Opéra = bulles! La coupette à l'entracte est si bienvenue que le cinéma Gaumont que je fréquente a ouvert son bar à bulles les soirs de retransmission du MET.....
Le Balzac n'est pas en reste qui nous accueille avec une délicieuse coupe de Crémant....
Revenons aux Due Foscari, un de ces opéras des "années de galère" après le succès de Nabucco et dont la musique, pour agréable qu'elle soit, nous apparaît un peu comme interchangeable; les cavatines s'enchaînent aux cabalettes, et vice versa.... Alors on y va, évidemment, pour voir Placido Domingo dans ses nouveaux habits de baryton!
L'argument, tiré de Byron à partir d'un fait historique (et illustré par un beau tableau de Delacroix!), n'est pourtant point idiot. Jacopo, le fils du doge de Venise Foscari, est accusé d'un meurtre qu'il n'a pas commis. Il est banni de la ville par le comité des Dix, avec interdiction pour sa femme et ses enfants de le rejoindre. En fait, il s'agit d'une machination pour mettre en place un autre doge, machination menée par un des Dix, Loredano. Cela, Foscari le sait; mais, respectueux des devoirs de sa charge, il ne s'opposera pas à la décision du comité des Dix. Il sortirait alors de son rôle de Doge. Inutile de dire que tout cela finira très mal....

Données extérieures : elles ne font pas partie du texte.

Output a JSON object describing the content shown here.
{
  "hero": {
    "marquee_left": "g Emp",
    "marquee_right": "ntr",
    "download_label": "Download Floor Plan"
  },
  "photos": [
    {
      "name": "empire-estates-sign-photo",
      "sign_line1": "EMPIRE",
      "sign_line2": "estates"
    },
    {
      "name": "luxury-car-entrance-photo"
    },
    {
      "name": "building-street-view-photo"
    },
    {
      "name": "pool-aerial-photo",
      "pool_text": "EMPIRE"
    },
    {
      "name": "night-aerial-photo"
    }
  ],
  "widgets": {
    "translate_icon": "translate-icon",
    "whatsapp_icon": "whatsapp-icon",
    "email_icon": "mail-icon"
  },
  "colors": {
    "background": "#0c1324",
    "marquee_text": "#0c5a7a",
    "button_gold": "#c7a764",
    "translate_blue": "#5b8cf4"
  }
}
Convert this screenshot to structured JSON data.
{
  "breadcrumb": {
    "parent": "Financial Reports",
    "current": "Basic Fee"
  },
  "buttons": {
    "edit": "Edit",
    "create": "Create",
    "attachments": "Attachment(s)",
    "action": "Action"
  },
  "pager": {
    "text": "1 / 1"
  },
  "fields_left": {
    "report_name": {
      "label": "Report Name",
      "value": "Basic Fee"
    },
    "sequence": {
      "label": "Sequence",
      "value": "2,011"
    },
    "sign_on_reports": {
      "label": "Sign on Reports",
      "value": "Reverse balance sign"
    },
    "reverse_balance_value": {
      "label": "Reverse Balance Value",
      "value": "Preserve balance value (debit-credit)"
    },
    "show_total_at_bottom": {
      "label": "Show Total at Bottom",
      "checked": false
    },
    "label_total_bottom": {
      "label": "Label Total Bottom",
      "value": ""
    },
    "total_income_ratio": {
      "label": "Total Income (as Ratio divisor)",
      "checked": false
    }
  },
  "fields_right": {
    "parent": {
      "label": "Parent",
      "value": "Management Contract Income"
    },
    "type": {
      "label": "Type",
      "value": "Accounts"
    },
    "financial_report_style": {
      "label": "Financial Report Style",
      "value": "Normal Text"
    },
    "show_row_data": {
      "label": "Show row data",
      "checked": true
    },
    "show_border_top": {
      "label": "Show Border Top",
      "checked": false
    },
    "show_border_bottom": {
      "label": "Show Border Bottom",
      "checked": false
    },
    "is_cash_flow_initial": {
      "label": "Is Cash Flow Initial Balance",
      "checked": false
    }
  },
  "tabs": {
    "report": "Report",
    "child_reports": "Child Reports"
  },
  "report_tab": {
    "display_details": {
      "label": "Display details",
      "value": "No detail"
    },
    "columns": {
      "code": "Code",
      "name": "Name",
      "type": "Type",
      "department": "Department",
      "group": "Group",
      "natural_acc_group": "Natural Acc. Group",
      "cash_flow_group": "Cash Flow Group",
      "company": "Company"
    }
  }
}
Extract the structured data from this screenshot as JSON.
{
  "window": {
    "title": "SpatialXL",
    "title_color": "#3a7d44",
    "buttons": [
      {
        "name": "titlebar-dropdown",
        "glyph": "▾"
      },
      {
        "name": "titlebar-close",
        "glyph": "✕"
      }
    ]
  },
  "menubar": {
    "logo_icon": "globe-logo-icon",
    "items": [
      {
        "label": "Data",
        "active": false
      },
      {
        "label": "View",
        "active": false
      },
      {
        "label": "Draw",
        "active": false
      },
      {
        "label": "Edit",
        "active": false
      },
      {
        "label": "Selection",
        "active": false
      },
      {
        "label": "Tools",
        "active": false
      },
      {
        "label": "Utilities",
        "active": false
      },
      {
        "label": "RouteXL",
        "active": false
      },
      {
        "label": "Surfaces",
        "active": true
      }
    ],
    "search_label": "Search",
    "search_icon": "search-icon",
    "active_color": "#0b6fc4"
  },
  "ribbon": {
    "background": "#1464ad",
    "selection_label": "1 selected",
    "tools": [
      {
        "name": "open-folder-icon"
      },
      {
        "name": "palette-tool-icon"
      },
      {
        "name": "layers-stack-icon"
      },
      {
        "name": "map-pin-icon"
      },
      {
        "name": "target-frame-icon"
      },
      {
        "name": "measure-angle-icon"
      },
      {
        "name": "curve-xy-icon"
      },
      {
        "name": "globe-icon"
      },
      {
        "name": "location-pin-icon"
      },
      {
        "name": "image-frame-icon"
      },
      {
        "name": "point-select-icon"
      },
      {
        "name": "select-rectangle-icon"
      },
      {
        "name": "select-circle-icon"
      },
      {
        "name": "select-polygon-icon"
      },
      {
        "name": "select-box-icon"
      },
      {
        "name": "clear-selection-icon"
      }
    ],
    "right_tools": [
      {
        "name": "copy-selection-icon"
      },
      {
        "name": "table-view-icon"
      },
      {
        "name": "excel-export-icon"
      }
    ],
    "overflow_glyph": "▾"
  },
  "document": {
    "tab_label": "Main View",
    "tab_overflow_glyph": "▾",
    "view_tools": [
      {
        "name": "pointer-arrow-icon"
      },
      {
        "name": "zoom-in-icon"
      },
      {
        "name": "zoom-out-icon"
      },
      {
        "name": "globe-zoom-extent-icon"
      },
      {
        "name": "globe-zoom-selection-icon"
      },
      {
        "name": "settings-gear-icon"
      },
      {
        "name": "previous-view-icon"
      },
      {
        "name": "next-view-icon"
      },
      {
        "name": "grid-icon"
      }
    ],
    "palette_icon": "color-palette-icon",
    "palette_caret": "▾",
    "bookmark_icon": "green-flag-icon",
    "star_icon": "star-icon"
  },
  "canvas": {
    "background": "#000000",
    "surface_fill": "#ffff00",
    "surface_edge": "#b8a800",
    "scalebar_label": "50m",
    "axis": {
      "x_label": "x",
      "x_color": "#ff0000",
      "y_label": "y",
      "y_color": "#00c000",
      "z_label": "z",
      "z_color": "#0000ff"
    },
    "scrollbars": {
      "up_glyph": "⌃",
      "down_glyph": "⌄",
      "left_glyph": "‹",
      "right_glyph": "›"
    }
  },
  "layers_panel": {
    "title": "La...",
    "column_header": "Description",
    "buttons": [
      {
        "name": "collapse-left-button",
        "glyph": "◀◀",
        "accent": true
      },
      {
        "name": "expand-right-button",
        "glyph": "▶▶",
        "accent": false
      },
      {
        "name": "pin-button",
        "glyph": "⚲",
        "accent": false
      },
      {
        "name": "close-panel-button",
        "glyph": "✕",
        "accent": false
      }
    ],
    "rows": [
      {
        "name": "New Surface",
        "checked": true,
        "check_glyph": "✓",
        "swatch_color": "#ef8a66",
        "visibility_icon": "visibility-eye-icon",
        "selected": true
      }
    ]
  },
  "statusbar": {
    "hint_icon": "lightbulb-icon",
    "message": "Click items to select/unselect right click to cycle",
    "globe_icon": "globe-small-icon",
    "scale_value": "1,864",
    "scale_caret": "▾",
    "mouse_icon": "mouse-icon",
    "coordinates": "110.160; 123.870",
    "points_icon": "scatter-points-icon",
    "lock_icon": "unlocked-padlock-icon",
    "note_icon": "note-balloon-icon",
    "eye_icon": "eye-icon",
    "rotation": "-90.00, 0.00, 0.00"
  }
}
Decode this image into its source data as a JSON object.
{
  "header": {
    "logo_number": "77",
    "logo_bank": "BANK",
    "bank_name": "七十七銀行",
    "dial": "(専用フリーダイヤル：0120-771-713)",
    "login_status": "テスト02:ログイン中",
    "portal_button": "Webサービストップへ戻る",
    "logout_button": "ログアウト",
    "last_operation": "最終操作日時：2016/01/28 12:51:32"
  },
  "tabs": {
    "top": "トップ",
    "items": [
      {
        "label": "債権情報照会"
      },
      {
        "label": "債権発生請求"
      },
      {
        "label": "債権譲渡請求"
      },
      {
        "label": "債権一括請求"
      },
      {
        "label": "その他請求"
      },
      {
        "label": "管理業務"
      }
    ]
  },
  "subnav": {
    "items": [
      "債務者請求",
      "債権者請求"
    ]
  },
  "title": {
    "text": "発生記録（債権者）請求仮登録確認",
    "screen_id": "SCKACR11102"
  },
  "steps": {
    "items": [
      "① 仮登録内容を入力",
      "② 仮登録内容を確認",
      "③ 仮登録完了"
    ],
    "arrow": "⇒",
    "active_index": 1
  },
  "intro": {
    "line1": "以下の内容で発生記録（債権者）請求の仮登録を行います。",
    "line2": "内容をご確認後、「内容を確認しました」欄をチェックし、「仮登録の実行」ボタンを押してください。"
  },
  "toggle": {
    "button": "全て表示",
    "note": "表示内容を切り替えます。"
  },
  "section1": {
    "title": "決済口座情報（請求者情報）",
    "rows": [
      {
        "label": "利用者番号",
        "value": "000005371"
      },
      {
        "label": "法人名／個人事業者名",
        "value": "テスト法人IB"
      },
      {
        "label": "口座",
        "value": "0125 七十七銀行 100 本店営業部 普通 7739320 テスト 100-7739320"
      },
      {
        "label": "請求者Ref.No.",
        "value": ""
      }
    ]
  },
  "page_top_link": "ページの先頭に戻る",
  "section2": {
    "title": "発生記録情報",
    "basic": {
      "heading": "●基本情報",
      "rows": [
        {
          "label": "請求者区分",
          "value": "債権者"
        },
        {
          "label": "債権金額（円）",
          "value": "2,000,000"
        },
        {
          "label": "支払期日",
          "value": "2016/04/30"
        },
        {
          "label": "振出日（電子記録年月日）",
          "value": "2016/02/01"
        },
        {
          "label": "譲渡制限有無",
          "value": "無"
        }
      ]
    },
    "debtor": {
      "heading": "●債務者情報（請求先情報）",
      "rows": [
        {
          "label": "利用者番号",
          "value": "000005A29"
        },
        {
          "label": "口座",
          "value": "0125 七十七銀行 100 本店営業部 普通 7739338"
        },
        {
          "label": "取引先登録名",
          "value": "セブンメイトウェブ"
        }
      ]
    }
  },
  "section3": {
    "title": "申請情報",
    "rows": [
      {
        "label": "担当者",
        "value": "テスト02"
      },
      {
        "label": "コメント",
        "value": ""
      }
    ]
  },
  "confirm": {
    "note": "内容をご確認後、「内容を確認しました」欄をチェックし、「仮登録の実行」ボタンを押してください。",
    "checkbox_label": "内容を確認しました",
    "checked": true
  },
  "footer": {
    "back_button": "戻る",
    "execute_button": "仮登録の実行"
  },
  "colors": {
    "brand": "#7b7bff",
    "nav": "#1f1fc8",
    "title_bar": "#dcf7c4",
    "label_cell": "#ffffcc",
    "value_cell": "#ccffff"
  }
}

Alors, on attendait d'être secoué par la mise en scène d'Alvis Hermanis, étiqueté provocateur. Ben non. On est à l'époque; les costumes des notables, un rouge éteint qui tire sur le corail, sont magnifiques; le fond de scène se déplie ou se referme comme un objectif; avec des projections de motifs ou de vues de Venise traitées en grisaille ou en sépia.
Le rideau s'ouvre sur un bas relief de pierre: un homme, le doge, appuyé contre le Lion de St Marc. Tiens, l'homme bouge? ce n'est pas une sculpture, c'est Placido Domingo. Je vous rassure: le lion, lui, est bien sculpté. Dans la scène où Jacopo voit des spectres, ce sont autant de statues de lions ailés, tous plus spectaculaires et menaçants les uns que les autres. Une bonne idée.
Bien sûr, on n'a d'yeux que pour Domingo, qui donne au vieil homme énormément d'humanité; sa voix est presque trop jeune pour le rôle.... Qu'un homme de soixante quinze ans ait encore autant de puissance et de vaillance dans la voix, cela est proprement stupéfiant;
A part cela, que la direction d'acteurs reste routinière!!! Jacopo, c'est Francesco Meli, un de ces jeunes ténors spinti italiens, belle voix, bonne diction; Lucrezia, sa femme, est interprétée par Anna Pirozzi. Rien à dire sur une voix assez brillante, mais elle représente exactement ce que le public d'opéra ne supporte plus, des gestes et des mimiques convenus, et un physique.... difficile. Bon, elle interprète une mère de famille... mais l'imaginer en Tosca, un de ses rôles, ça fait mal rien que d'y penser;
Bref: pour Domingo et parfois un certain plaisir visuel.